Day 2 of 31- Purpose
I spoke yesterday about my mantra of not spending energy or time on people, situations, or prospects that don’t serve my purpose. I find the concept of purpose an interesting and elusive idea. When we are young, people ask us what we want to be when we grow up and we give an answer based on two possible premises: either we answer based on what we see modeled in others in our family or we answer based on the things we like at that point in our lives. As we get older, there is both this familial and societal push for us to settle in on a vocation that allows us to support ourselves financially. This societal push is perplexing because, we are essentially forced to make a decision about the trajectory of our lives at 17 or 18 years of age never being privy to the one thing that makes all the difference in being successful and enjoying your life: purpose.

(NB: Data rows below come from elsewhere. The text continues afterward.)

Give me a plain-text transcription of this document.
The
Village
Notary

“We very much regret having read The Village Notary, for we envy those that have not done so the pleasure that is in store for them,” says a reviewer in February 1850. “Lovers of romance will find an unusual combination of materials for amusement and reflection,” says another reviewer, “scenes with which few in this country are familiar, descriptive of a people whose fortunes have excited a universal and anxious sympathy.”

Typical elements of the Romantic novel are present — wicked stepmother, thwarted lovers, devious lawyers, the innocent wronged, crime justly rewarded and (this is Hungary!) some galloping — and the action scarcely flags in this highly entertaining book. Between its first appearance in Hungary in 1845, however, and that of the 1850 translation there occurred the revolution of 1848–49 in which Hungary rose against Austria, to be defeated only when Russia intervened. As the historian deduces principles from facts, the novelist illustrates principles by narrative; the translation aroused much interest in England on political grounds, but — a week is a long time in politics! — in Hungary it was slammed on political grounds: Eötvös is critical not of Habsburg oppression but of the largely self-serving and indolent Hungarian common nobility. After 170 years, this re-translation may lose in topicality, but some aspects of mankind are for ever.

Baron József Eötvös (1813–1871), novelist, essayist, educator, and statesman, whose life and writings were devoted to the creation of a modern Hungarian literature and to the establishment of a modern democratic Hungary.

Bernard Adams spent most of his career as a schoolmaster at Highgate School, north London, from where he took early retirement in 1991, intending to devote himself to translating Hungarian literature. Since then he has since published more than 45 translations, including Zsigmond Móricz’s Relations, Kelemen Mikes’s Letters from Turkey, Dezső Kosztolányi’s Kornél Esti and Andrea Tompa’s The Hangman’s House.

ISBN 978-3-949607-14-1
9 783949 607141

In my opinion, this lack of emphasis on living with purpose has caused several generations to meander about the workforce from job to job; and in some cases career to career with no guiding principles for how they can cultivate a meaningful contribution to humanity. No wonder there are plentiful stories of unproductive and disengaged workforces. There’s no surprise that people are sailing through life in a stupor. I know people right now who are 50+ years of age -and are finally discovering the ingredients for living a purposeful life. That’s a long time to have lived, worked and expended energy on people, situations, and activities that don’t connect to the essence of who you are. We all need a focus or an objective in life and work.
Have you ever observed a family member or friend who is getting on in age? Among many things that contribute to their occasional bouts of lashing out and irritability is: losing a sense of purpose. The idea that they are no longer viable or able to be of service is often the result of their mental and physical undoing. The same holds true for people in general- we all just want to be a part of something.
I think we should expose children to the concept of having a purpose for their life. The focus doesn’t have to be linear or based on societal pressures, but it should connect to the things that are at the core of who they are. In the least abstract way, I try to explain to my kids that there is great power in doing what you really love. I understand as a parent that “what they love” maybe fleeting at this stage, but at least they are focusing on what they love in whatever moment they are in. I try to model it through my work so they don’t see me as a product of indecision, but someone who is intentional about the work I do and the life I live. My hope is that this focus evolves as they get older and they start to connect-the-dots in doing the things they are good at and have a passion for.
It isn’t enough to make a ton of money. There has to be something uniquely pleasurable and interesting about the work that we do. The intersection of having money and uniquely pleasurable work is bliss. It may sound crazy, but I have recently dedicated myself to seeking out only the initiatives, causes and work that cause my heart to race. It’s just a happier existence for me and it could be for you.
Czarina’s Lesson: Nobody should care more about how your story gets written, but you. Make sure you are in the driver seat of your life.